Code execution — let the agent compute

Why: some answers need real computation (math, data crunching, file parsing) that a language model should not do in its head. When: give it a sandboxed code tool and it writes and runs code to get an exact result. Where: this runs in the provider's sandbox — no execution environment for you to manage.

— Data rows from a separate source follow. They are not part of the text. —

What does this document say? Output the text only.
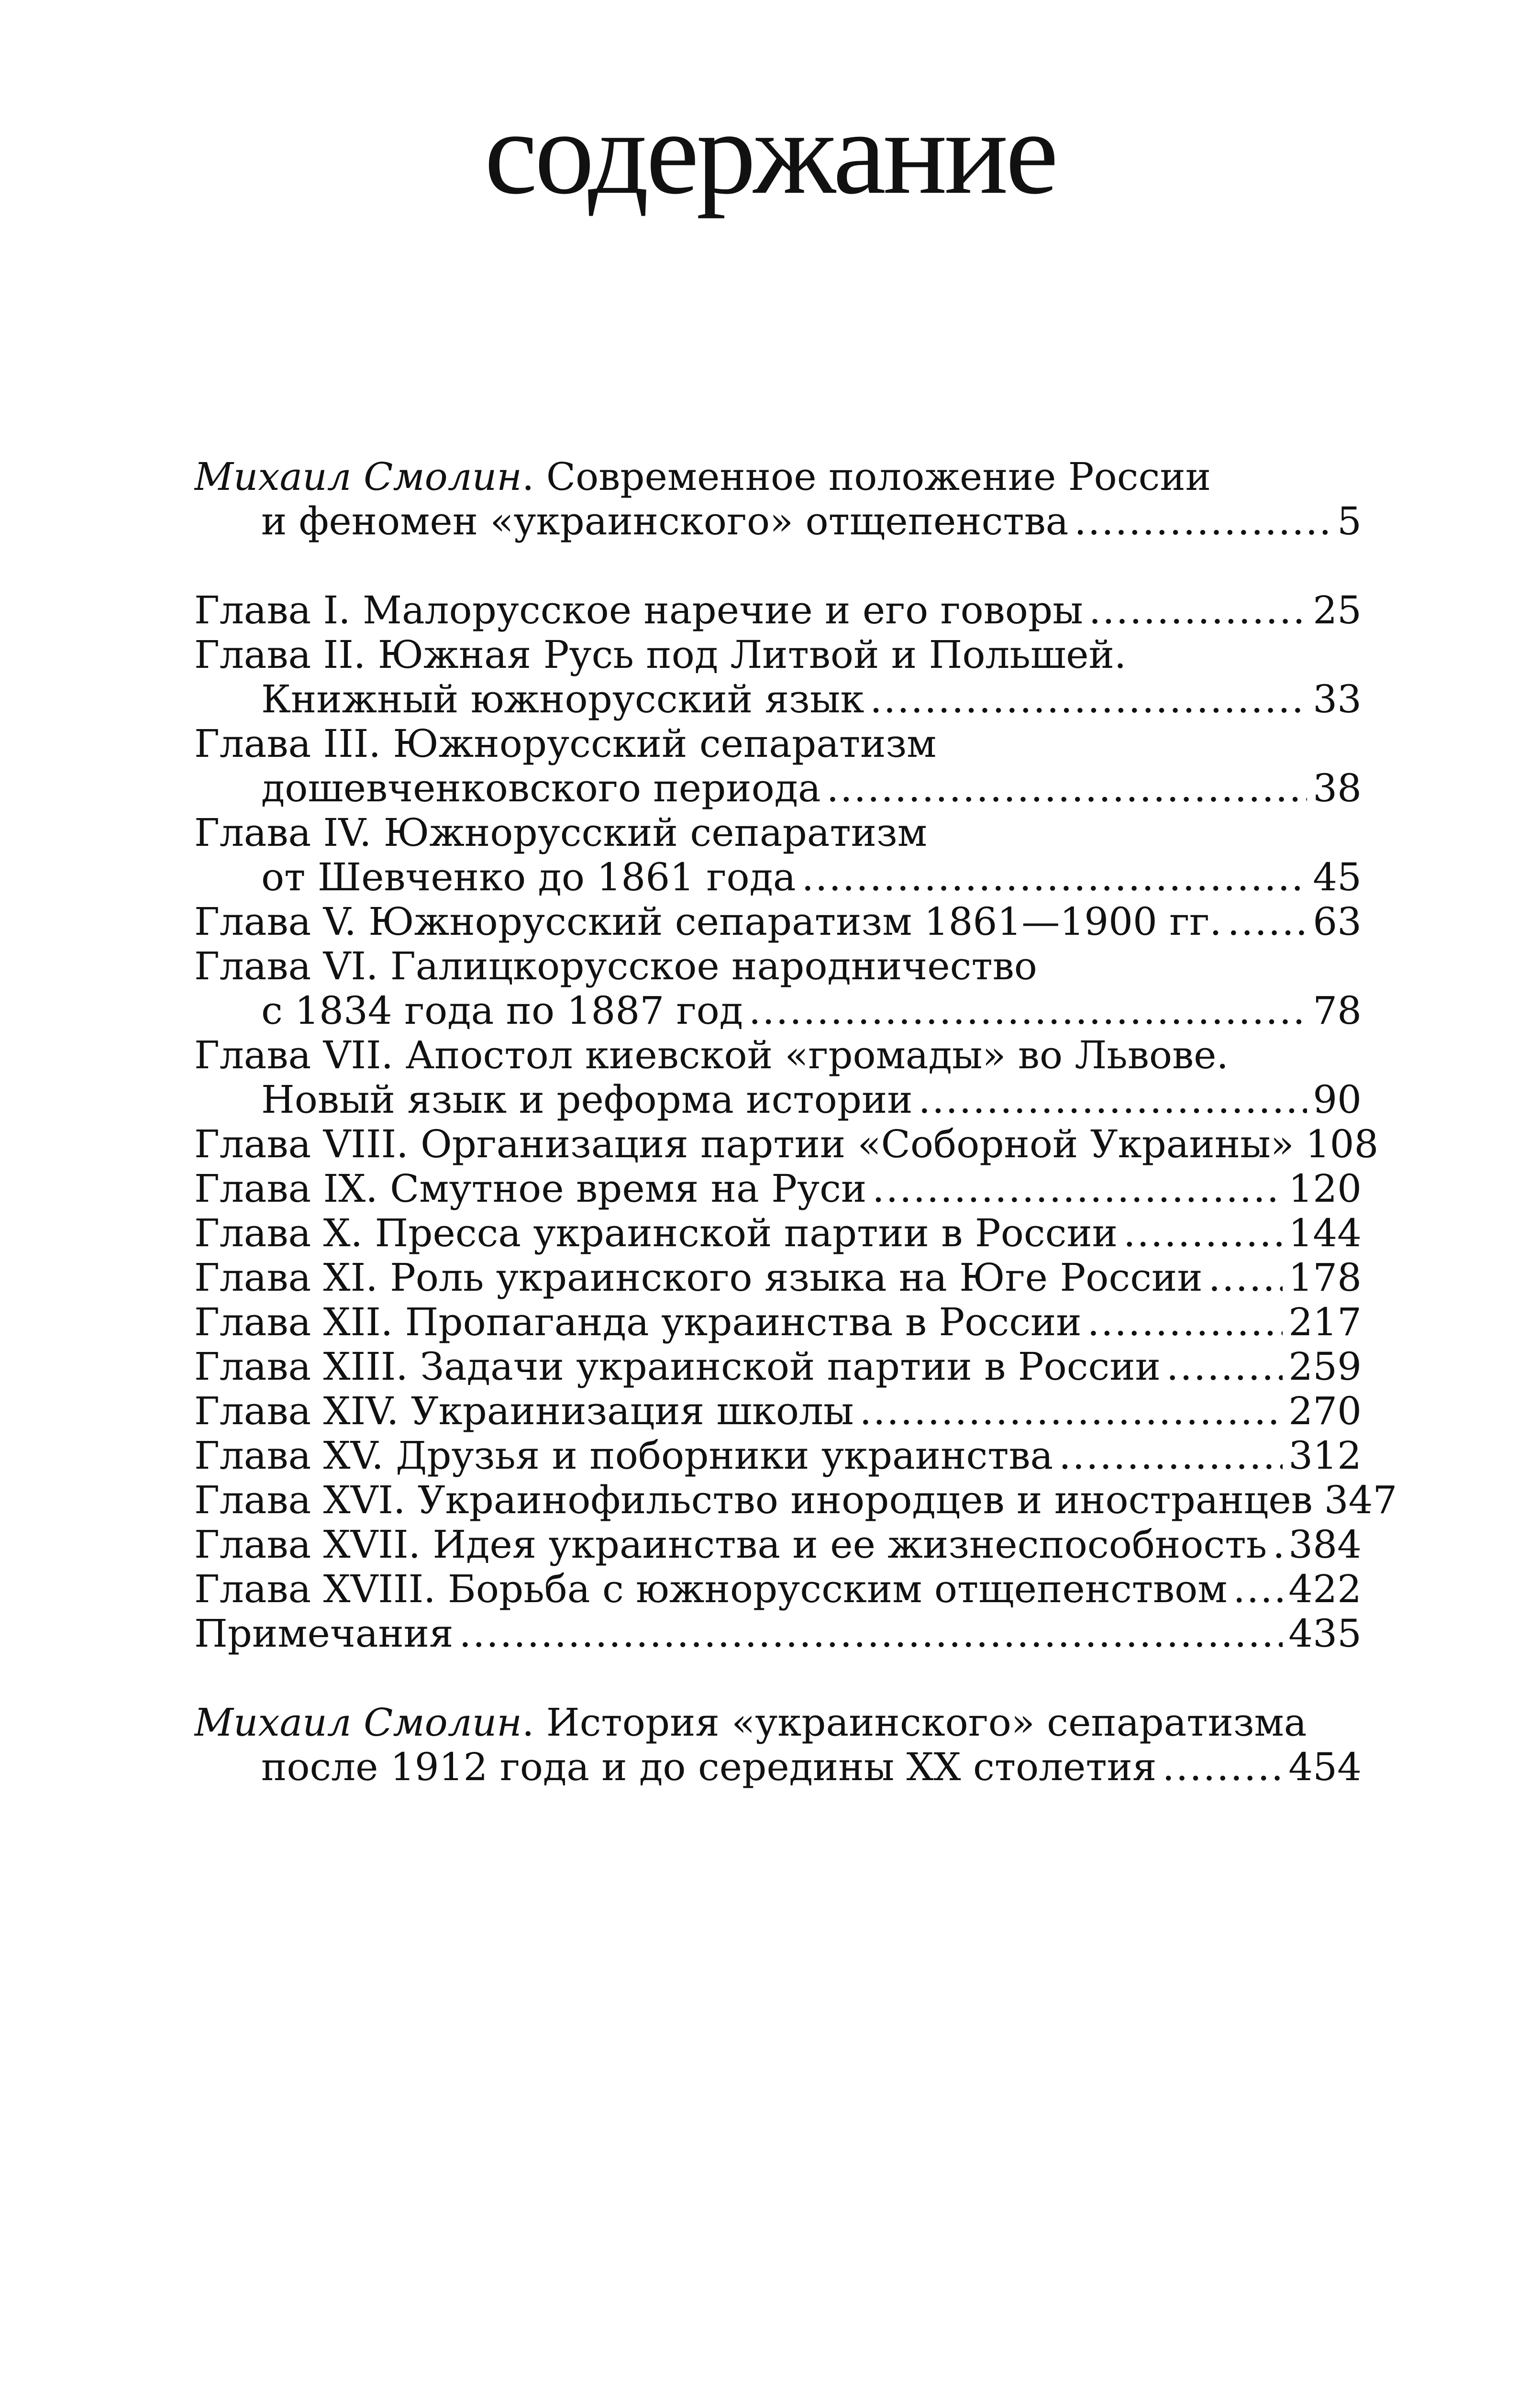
содержание
Михаил Смолин. Современное положение России
и феномен «украинского» отщепенства .....	5
Глава I. Малорусское наречие и его говоры .....	25
Глава II. Южная Русь под Литвой и Польшей.
Книжный южнорусский язык .....	33
Глава III. Южнорусский сепаратизм
дошевченковского периода .....	38
Глава IV. Южнорусский сепаратизм
от Шевченко до 1861 года .....	45
Глава V. Южнорусский сепаратизм 1861—1900 гг. ..... 63
Глава VI. Галицкорусское народничество
с 1834 года по 1887 год .....	78
Глава VII. Апостол киевской «громады» во Львове.
Новый язык и реформа истории .....	90
Глава VIII. Организация партии «Соборной Украины» 108
Глава IX. Смутное время на Руси .....	120
Глава X. Пресса украинской партии в России .....	144
Глава XI. Роль украинского языка на Юге России ..... 178
Глава XII. Пропаганда украинства в России .....	217
Глава XIII. Задачи украинской партии в России .....	259
Глава XIV. Украинизация школы .....	270
Глава XV. Друзья и поборники украинства .....	312
Глава XVI. Украинофильство инородцев и иностранцев 347
Глава XVII. Идея украинства и ее жизнеспособность ..... 384
Глава XVIII. Борьба с южнорусским отщепенством ..... 422
Примечания .....	435
Михаил Смолин. История «украинского» сепаратизма
после 1912 года и до середины XX столетия .....	454
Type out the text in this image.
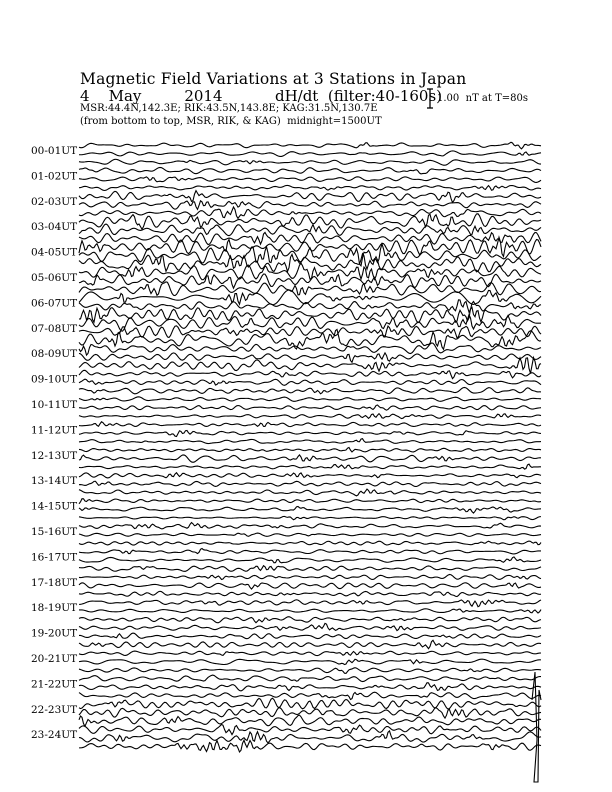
Magnetic Field Variations at 3 Stations in Japan
4 May	2014	dH/dt (filter:40-160s)
MSR:44.4N,142.3E; RIK:43.5N,143.8E; KAG:31.5N,130.7E
(from bottom to top, MSR, RIK, & KAG) midnight=1500UT
1.00  nT at T=80s
00-01UT
01-02UT
02-03UT
03-04UT
04-05UT
05-06UT
06-07UT
07-08UT
08-09UT
09-10UT
10-11UT
11-12UT
12-13UT
13-14UT
14-15UT
15-16UT
16-17UT
17-18UT
18-19UT
19-20UT
20-21UT
21-22UT
22-23UT
23-24UT
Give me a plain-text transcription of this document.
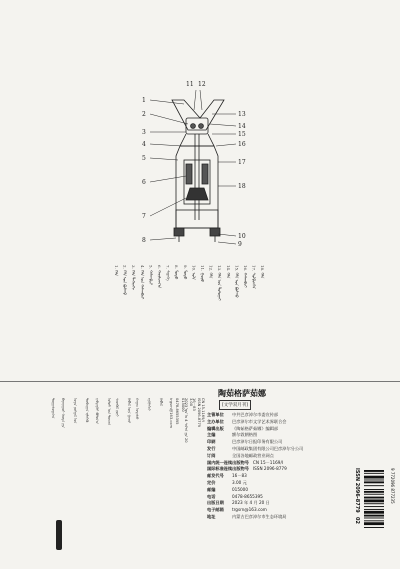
1
2
3
4
5
6
7
8
13
14
15
16
17
18
10
9
11 12
1. ᠬᠡᠯᠡ 2. ᠬᠡᠯᠡ ᠤᠨ ᠪᠤᠰᠬᠤ 3. ᠬᠡᠯᠡ ᠳᠡᠭᠡᠷᠡᠬᠢ 4. ᠬᠡᠯᠡ ᠤᠨ ᠬᠠᠯᠬᠠᠪᠴᠢ 5. ᠬᠠᠯᠬᠠᠪᠴᠢ 6. ᠬᠠᠷᠢᠯᠴᠠᠭ᠎ᠠ 7. ᠰᠢᠷᠡᠭᠡ 8. ᠮᠣᠳᠣ 9. ᠮᠣᠳᠣ 10. ᠣᠯᠠ 11. ᠭᠤᠶᠤ 12. ᠬᠡᠯᠡ 13. ᠬᠡᠯᠡ ᠤᠨ ᠲᠣᠯᠤᠭᠠᠢ 14. ᠬᠡᠯᠡ 15. ᠬᠡᠯᠡ ᠤᠨ ᠪᠤᠰᠬᠤ 16. ᠬᠠᠯᠬᠠᠪᠴᠢ 17. ᠰᠤᠯᠪᠢᠭ᠎ᠠ 18. ᠬᠡᠯᠡ
ᠲᠣᠷᠭᠠᠰᠣᠷᠢᠨ᠎ᠠ ᠪᠠᠶᠠᠨᠨᠠᠭᠤᠷ ᠬᠣᠲᠠ ᠶᠢᠨ ᠤᠷᠠᠨ ᠵᠣᠬᠢᠶᠠᠯ ᠤᠨ ᠲᠣᠪᠴᠢᠶᠠᠨ ᠢᠯᠡᠭᠡᠬᠦ ᠨᠡᠪᠲᠡᠷᠬᠡᠢ ᠪᠣᠯᠤᠨ᠎ᠠ ᠤᠯᠤᠰ ᠤᠨ ᠲᠣᠭ᠎ᠠ ᠰᠡᠳᠬᠦᠯ ᠵᠦᠢ ᠬᠡᠪᠯᠡᠯ ᠦᠨ ᠭᠠᠵᠠᠷ ᠬᠠᠶᠢᠭ ᠤᠲᠠᠰᠤ ᠡᠷᠬᠢᠯᠡᠭᠴᠢ ᠬᠡᠪᠯᠡᠯ trgsrn@163.com 0478-8655395 015000 2023 ᠣᠨ ᠤ 4 ᠰᠠᠷ᠎ᠠ ᠶᠢᠨ 20 3.00 16－83 ISSN 2096-8779 CN 15-1169/I
陶茹格萨茹娜
[文学双月刊]
主管单位 中共巴彦淖尔市委宣传部
主办单位 巴彦淖尔市文学艺术界联合会
编辑出版 《陶茹格萨茹娜》编辑部
主编	额尔敦朝格图
印刷	巴彦淖尔日报印务有限公司
发行	中国邮政集团有限公司巴彦淖尔分公司
订阅	全国各地邮政营业网点
国内统一连续出版物号 CN 15－1169/I
国际标准连续出版物号 ISSN 2096-8779
邮发代号 16－83
定价	3.00 元
邮编	015000
电话	0478-8655395
出版日期 2023 年 4 月 20 日
电子邮箱 trgsrn@163.com
地址	内蒙古巴彦淖尔市生态环境局
ISSN 2096-8779 02
9 772096 877235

response = client.messages.create(
    model="claude-opus-4-8",
    max_tokens=2048,
    tools=[{"type": "code_execution_20260120", "name": "code_execution"}],
    messages=[{"role": "user",
               "content": "What's the standard deviation of [4, 8, 15, 16, 23, 42]?"}],
)
print(text_of(response))   # the model ran Python and reported the number

Custom tools — call your own APIs

Why: most useful tools are your own — an internal API, a database, a CRM. When: wrap the call in a function and describe it as a tool, exactly like the weather example. Where: validate the arguments and handle failures, because the inputs come from the model.

def create_ticket(subject, priority="normal"):
    if priority not in {"low", "normal", "high"}:
        return "Error: priority must be low, normal, or high."
    resp = requests.post("https://api.example.com/tickets",
                         json={"subject": subject, "priority": priority},
                         timeout=10)
    if resp.status_code != 201:
        return f"Error creating ticket: {resp.status_code}"
    return f"Created ticket #{resp.json()['id']}."

Sandbox and permission dangerous tools

Why: a tool that sends email, spends money, or deletes data is easy to gate and hard to undo — so promote those to dedicated tools and require approval. When: gate any hard-to-reverse action behind a human confirmation; keep read-only tools automatic. Where: run code and shell tools in an isolated sandbox, never against your real machine.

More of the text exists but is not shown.